|De La Fuente, Leonardo|
Submitted to: Plant Biology
Publication Type: Peer Reviewed Journal
Publication Acceptance Date: 6/20/2004
Publication Date: 1/20/2007
Citation: Weller, D.M., Landa, B.B., Mavrodi, O.V., Schroeder, K.L., De La Fuente, L., Bankhead, S.B., Molar, R.A., Bonsall, R.F., Mavrodi, D.M., Thomashow, L.S. Role of 2,4-diacetylphloroglucinol-producing fluorescent pseudomonas spp. in plant defense. Plant Biology 9 (1): 4-20 Jan, 2007. Interpretive Summary: Plants stimulate and enrich populations of antagonistic microorganisms in the rhizosphere environment through the release of nutrients as a first-line of defense against diseases caused by soilborne plant pathogens. Genetic resistance to some of the most common and widespread soilborne pathogens is lacking in most crop species.

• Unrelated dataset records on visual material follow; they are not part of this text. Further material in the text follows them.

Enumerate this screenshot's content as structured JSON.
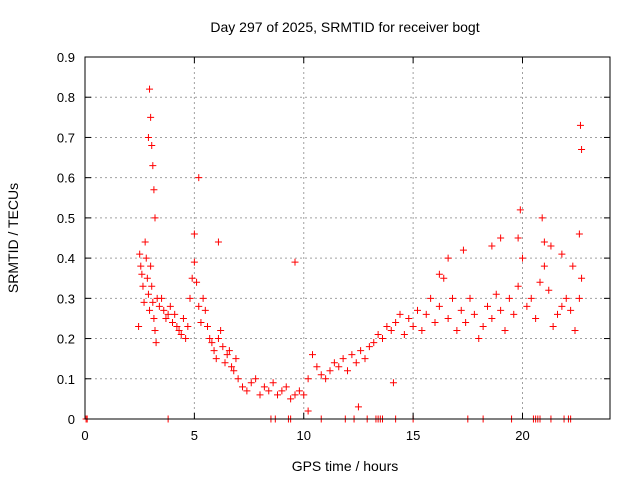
{
  "chart_data": {
    "type": "scatter",
    "title": "Day 297 of 2025, SRMTID for receiver bogt",
    "xlabel": "GPS time / hours",
    "ylabel": "SRMTID / TECUs",
    "xlim": [
      0,
      24
    ],
    "ylim": [
      0,
      0.9
    ],
    "xticks": [
      0,
      5,
      10,
      15,
      20
    ],
    "xtick_labels": [
      "0",
      "5",
      "10",
      "15",
      "20"
    ],
    "yticks": [
      0,
      0.1,
      0.2,
      0.3,
      0.4,
      0.5,
      0.6,
      0.7,
      0.8,
      0.9
    ],
    "ytick_labels": [
      "0",
      "0.1",
      "0.2",
      "0.3",
      "0.4",
      "0.5",
      "0.6",
      "0.7",
      "0.8",
      "0.9"
    ],
    "grid": true,
    "marker": "+",
    "marker_color": "#ff0000",
    "series": [
      {
        "name": "SRMTID",
        "x": [
          0.05,
          0.1,
          2.45,
          2.5,
          2.55,
          2.6,
          2.65,
          2.7,
          2.75,
          2.8,
          2.85,
          2.9,
          2.95,
          3.0,
          3.05,
          3.1,
          3.15,
          3.2,
          3.25,
          3.3,
          3.4,
          3.5,
          3.6,
          3.7,
          3.8,
          3.9,
          4.0,
          4.1,
          4.2,
          4.3,
          4.4,
          4.5,
          4.6,
          4.7,
          4.8,
          4.9,
          5.0,
          5.1,
          5.2,
          5.3,
          5.4,
          5.5,
          5.6,
          5.7,
          5.8,
          5.9,
          6.0,
          6.1,
          6.2,
          6.3,
          6.4,
          6.5,
          6.6,
          6.7,
          6.8,
          6.9,
          7.0,
          7.2,
          7.4,
          7.6,
          7.8,
          8.0,
          8.2,
          8.4,
          8.6,
          8.8,
          9.0,
          9.2,
          9.4,
          9.6,
          9.8,
          10.0,
          10.2,
          10.4,
          10.6,
          10.8,
          11.0,
          11.2,
          11.4,
          11.6,
          11.8,
          12.0,
          12.2,
          12.4,
          12.6,
          12.8,
          13.0,
          13.2,
          13.4,
          13.6,
          13.8,
          14.0,
          14.2,
          14.4,
          14.6,
          14.8,
          15.0,
          15.2,
          15.4,
          15.6,
          15.8,
          16.0,
          16.2,
          16.4,
          16.6,
          16.8,
          17.0,
          17.2,
          17.4,
          17.6,
          17.8,
          18.0,
          18.2,
          18.4,
          18.6,
          18.8,
          19.0,
          19.2,
          19.4,
          19.6,
          19.8,
          20.0,
          20.2,
          20.4,
          20.6,
          20.8,
          21.0,
          21.2,
          21.4,
          21.6,
          21.8,
          22.0,
          22.2,
          22.4,
          22.6,
          22.7,
          2.9,
          2.95,
          3.0,
          3.05,
          3.1,
          3.15,
          3.2,
          22.6,
          22.65,
          22.7,
          5.2,
          5.0,
          6.1,
          9.6,
          10.2,
          12.5,
          14.1,
          16.2,
          16.6,
          18.6,
          19.0,
          19.8,
          19.9,
          20.9,
          21.0,
          21.3,
          21.8,
          22.3,
          17.3,
          17.5,
          18.2,
          19.5,
          20.5,
          20.6,
          20.7,
          20.8,
          21.3,
          21.9,
          22.1,
          22.2,
          8.5,
          8.7,
          9.3,
          9.4,
          10.8,
          11.9,
          12.3,
          12.9,
          13.3,
          13.4,
          13.5,
          13.6,
          14.2,
          15.0,
          3.8
        ],
        "y": [
          0.0,
          0.0,
          0.23,
          0.41,
          0.38,
          0.36,
          0.33,
          0.29,
          0.44,
          0.4,
          0.35,
          0.31,
          0.27,
          0.38,
          0.33,
          0.29,
          0.25,
          0.22,
          0.19,
          0.3,
          0.28,
          0.3,
          0.27,
          0.25,
          0.26,
          0.28,
          0.24,
          0.26,
          0.23,
          0.22,
          0.21,
          0.25,
          0.2,
          0.23,
          0.3,
          0.35,
          0.39,
          0.34,
          0.28,
          0.24,
          0.3,
          0.27,
          0.23,
          0.2,
          0.19,
          0.17,
          0.15,
          0.2,
          0.22,
          0.18,
          0.14,
          0.16,
          0.17,
          0.13,
          0.12,
          0.15,
          0.1,
          0.08,
          0.07,
          0.09,
          0.1,
          0.06,
          0.08,
          0.07,
          0.09,
          0.06,
          0.07,
          0.08,
          0.05,
          0.06,
          0.07,
          0.06,
          0.1,
          0.16,
          0.13,
          0.11,
          0.1,
          0.12,
          0.14,
          0.13,
          0.15,
          0.12,
          0.16,
          0.14,
          0.17,
          0.15,
          0.18,
          0.19,
          0.21,
          0.2,
          0.23,
          0.22,
          0.24,
          0.26,
          0.21,
          0.25,
          0.23,
          0.27,
          0.22,
          0.26,
          0.3,
          0.24,
          0.28,
          0.35,
          0.25,
          0.3,
          0.22,
          0.27,
          0.24,
          0.3,
          0.26,
          0.2,
          0.23,
          0.28,
          0.25,
          0.31,
          0.27,
          0.22,
          0.3,
          0.26,
          0.33,
          0.4,
          0.28,
          0.3,
          0.25,
          0.34,
          0.38,
          0.32,
          0.23,
          0.26,
          0.28,
          0.3,
          0.27,
          0.22,
          0.3,
          0.35,
          0.7,
          0.82,
          0.75,
          0.68,
          0.63,
          0.57,
          0.5,
          0.46,
          0.73,
          0.67,
          0.6,
          0.46,
          0.44,
          0.39,
          0.02,
          0.03,
          0.09,
          0.36,
          0.4,
          0.43,
          0.45,
          0.45,
          0.52,
          0.5,
          0.44,
          0.43,
          0.41,
          0.38,
          0.42,
          0.0,
          0.0,
          0.0,
          0.0,
          0.0,
          0.0,
          0.0,
          0.0,
          0.0,
          0.0,
          0.0,
          0.0,
          0.0,
          0.0,
          0.0,
          0.0,
          0.0,
          0.0,
          0.0,
          0.0,
          0.0,
          0.0,
          0.0,
          0.0,
          0.0,
          0.0
        ]
      }
    ]
  }
}
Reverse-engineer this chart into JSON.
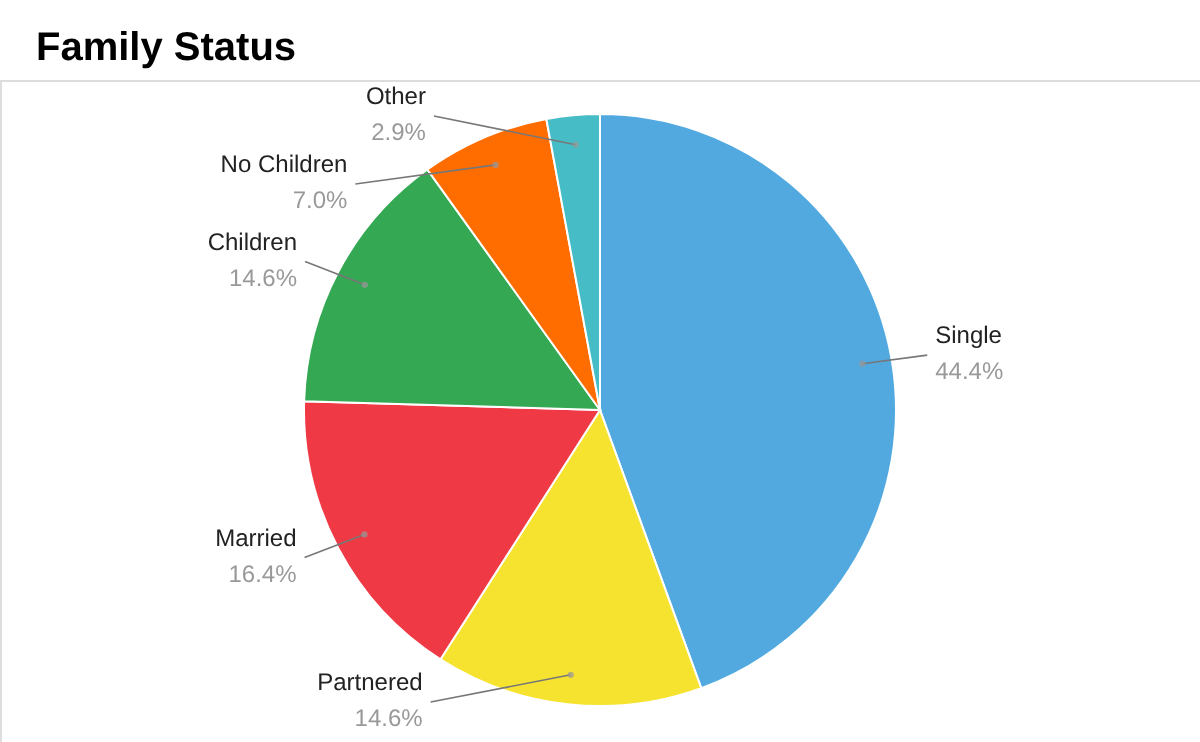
{
  "chart_data": {
    "type": "pie",
    "title": "Family Status",
    "categories": [
      "Single",
      "Partnered",
      "Married",
      "Children",
      "No Children",
      "Other"
    ],
    "values": [
      44.4,
      14.6,
      16.4,
      14.6,
      7.0,
      2.9
    ],
    "value_labels": [
      "44.4%",
      "14.6%",
      "16.4%",
      "14.6%",
      "7.0%",
      "2.9%"
    ],
    "colors": [
      "#51a9e0",
      "#f6e330",
      "#ef3a45",
      "#34a853",
      "#ff6d01",
      "#46bdc6"
    ]
  }
}
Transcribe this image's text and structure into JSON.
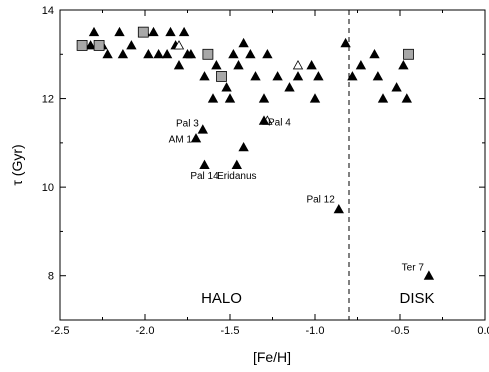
{
  "chart_data": {
    "type": "scatter",
    "xlabel": "[Fe/H]",
    "ylabel": "τ (Gyr)",
    "xlim": [
      -2.5,
      0.0
    ],
    "ylim": [
      7,
      14
    ],
    "xticks": [
      "-2.5",
      "-2.0",
      "-1.5",
      "-1.0",
      "-0.5",
      "0.0"
    ],
    "yticks": [
      "8",
      "10",
      "12",
      "14"
    ],
    "grid": false,
    "legend": "none",
    "divider_x": -0.8,
    "regions": [
      {
        "label": "HALO",
        "x": -1.55,
        "y": 7.5
      },
      {
        "label": "DISK",
        "x": -0.4,
        "y": 7.5
      }
    ],
    "series": [
      {
        "marker": "filled-triangle",
        "points": [
          [
            -2.32,
            13.2
          ],
          [
            -2.3,
            13.5
          ],
          [
            -2.25,
            13.2
          ],
          [
            -2.22,
            13.0
          ],
          [
            -2.15,
            13.5
          ],
          [
            -2.13,
            13.0
          ],
          [
            -2.08,
            13.2
          ],
          [
            -2.0,
            13.5
          ],
          [
            -1.98,
            13.0
          ],
          [
            -1.95,
            13.5
          ],
          [
            -1.92,
            13.0
          ],
          [
            -1.87,
            13.0
          ],
          [
            -1.85,
            13.5
          ],
          [
            -1.82,
            13.2
          ],
          [
            -1.8,
            12.75
          ],
          [
            -1.77,
            13.5
          ],
          [
            -1.75,
            13.0
          ],
          [
            -1.73,
            13.0
          ],
          [
            -1.65,
            12.5
          ],
          [
            -1.6,
            12.0
          ],
          [
            -1.58,
            12.75
          ],
          [
            -1.55,
            12.5
          ],
          [
            -1.52,
            12.25
          ],
          [
            -1.5,
            12.0
          ],
          [
            -1.48,
            13.0
          ],
          [
            -1.45,
            12.75
          ],
          [
            -1.42,
            13.25
          ],
          [
            -1.38,
            13.0
          ],
          [
            -1.35,
            12.5
          ],
          [
            -1.3,
            12.0
          ],
          [
            -1.28,
            13.0
          ],
          [
            -1.22,
            12.5
          ],
          [
            -1.15,
            12.25
          ],
          [
            -1.1,
            12.5
          ],
          [
            -1.02,
            12.75
          ],
          [
            -1.0,
            12.0
          ],
          [
            -0.98,
            12.5
          ],
          [
            -0.82,
            13.25
          ],
          [
            -0.78,
            12.5
          ],
          [
            -0.73,
            12.75
          ],
          [
            -0.65,
            13.0
          ],
          [
            -0.63,
            12.5
          ],
          [
            -0.6,
            12.0
          ],
          [
            -0.52,
            12.25
          ],
          [
            -0.48,
            12.75
          ],
          [
            -0.46,
            12.0
          ]
        ]
      },
      {
        "marker": "open-triangle",
        "points": [
          [
            -1.8,
            13.2
          ],
          [
            -1.1,
            12.75
          ],
          [
            -1.28,
            11.5
          ]
        ]
      },
      {
        "marker": "gray-square",
        "points": [
          [
            -2.37,
            13.2
          ],
          [
            -2.27,
            13.2
          ],
          [
            -2.01,
            13.5
          ],
          [
            -1.63,
            13.0
          ],
          [
            -1.55,
            12.5
          ],
          [
            -0.45,
            13.0
          ]
        ]
      }
    ],
    "labeled_points": [
      {
        "label": "Pal 3",
        "x": -1.66,
        "y": 11.3
      },
      {
        "label": "AM 1",
        "x": -1.7,
        "y": 11.1
      },
      {
        "label": "Pal 4",
        "x": -1.3,
        "y": 11.5
      },
      {
        "label": "Pal 14",
        "x": -1.65,
        "y": 10.5
      },
      {
        "label": "Eridanus",
        "x": -1.46,
        "y": 10.5
      },
      {
        "label": "Pal 12",
        "x": -0.86,
        "y": 9.5
      },
      {
        "label": "Ter 7",
        "x": -0.33,
        "y": 8.0
      },
      {
        "label": "",
        "x": -1.42,
        "y": 10.9
      }
    ]
  }
}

Take-all is the most important root disease of wheat worldwide, causing over $1 billion in losses in the U.S. Take-all is difficult to control in modern cereal-based cropping systems because growers often must sow several crops of wheat before a break for economic reasons and practice reduced tillage to control soil erosion. However, wheat field soils become suppressive to take-all when wheat or barley is continuously grown in a field for 4 to 6 years following a severe outbreak of take-all, a phenomenon known as take-all decline (TAD). TAD is the best known example of natural plant defense by antagonistic microorganisms. In fields in Washington State and The Netherlands, TAD results from the buildup of populations of Pseudomonas fluorescens that produce the antibiotic 2,4-diacetylphloroglucinol (DAPG). Understanding the fundamental mechanism of TAD has allowed wheat growers to make better use of this natural phenomenon and allowed predictions of how long a wheat field must sustain damage from take-all before the natural suppressiveness of the DAPG producers arrests the disease. DAPG producers can also be introduced into a field that has not undergone TAD to accelerate the process of take-all suppression, thus reducing the number of years a field must sustain severe damage before the onset of natural disease suppression.
Technical Abstract: Plants have evolved strategies of stimulating and supporting groups of antagonistic microorganisms in the rhizosphere as a defense against diseases caused by soilborne plant pathogens owing to the lack of genetic resistance to some of the most common and widespread soilborne pathogens. Some of the best examples of natural microbial defense of plant roots occur in disease suppressive soils, and suppressiveness against many different diseases has been described. Take-all is the most important root disease of wheat worldwide and soils become suppressive to the disease when wheat or barley is continuously grown in a field following an outbreak of take-all, a phenomenon known as take-all decline (TAD). In Washington State, U.S.A. and in some fields in The Netherlands, TAD results from the build up of populations of fluorescent Pseudomonas spp. that produce the antibiotic 2,4-diacetylphloroglucinol (2,4-DAPG). Take all is suppressed when the population of 2,4-DAPG producers reaches a threshold density of 105 CFU/g of root. 2,4-DAPG-producing fluorescent Pseudomonas spp. are enriched by monoculture of other crops and evidence is accumulating that these bacteria have a role in natural plant defense in many different agroecosystems. Seventeen different genotypes of 2,4-DAPG producers (designated A Q) have been defined by whole-cell repetitive sequence-based (rep)-PCR analysis. The genotype of an isolate is predictive of its rhizosphere competence on certain crop species. For example D-genotype isolates, which are the dominant genotype in the rhizosphere of wheat grown in Washington State TAD soils, have an affinity for the roots of wheat and pea and out-compete other genotypes when present together on these crops. 2,4-DAPG producers are highly effective biocontrol agents against a variety of plant diseases and ideally suited for serving as vectors for expressing other biocontrol traits in the rhizosphere.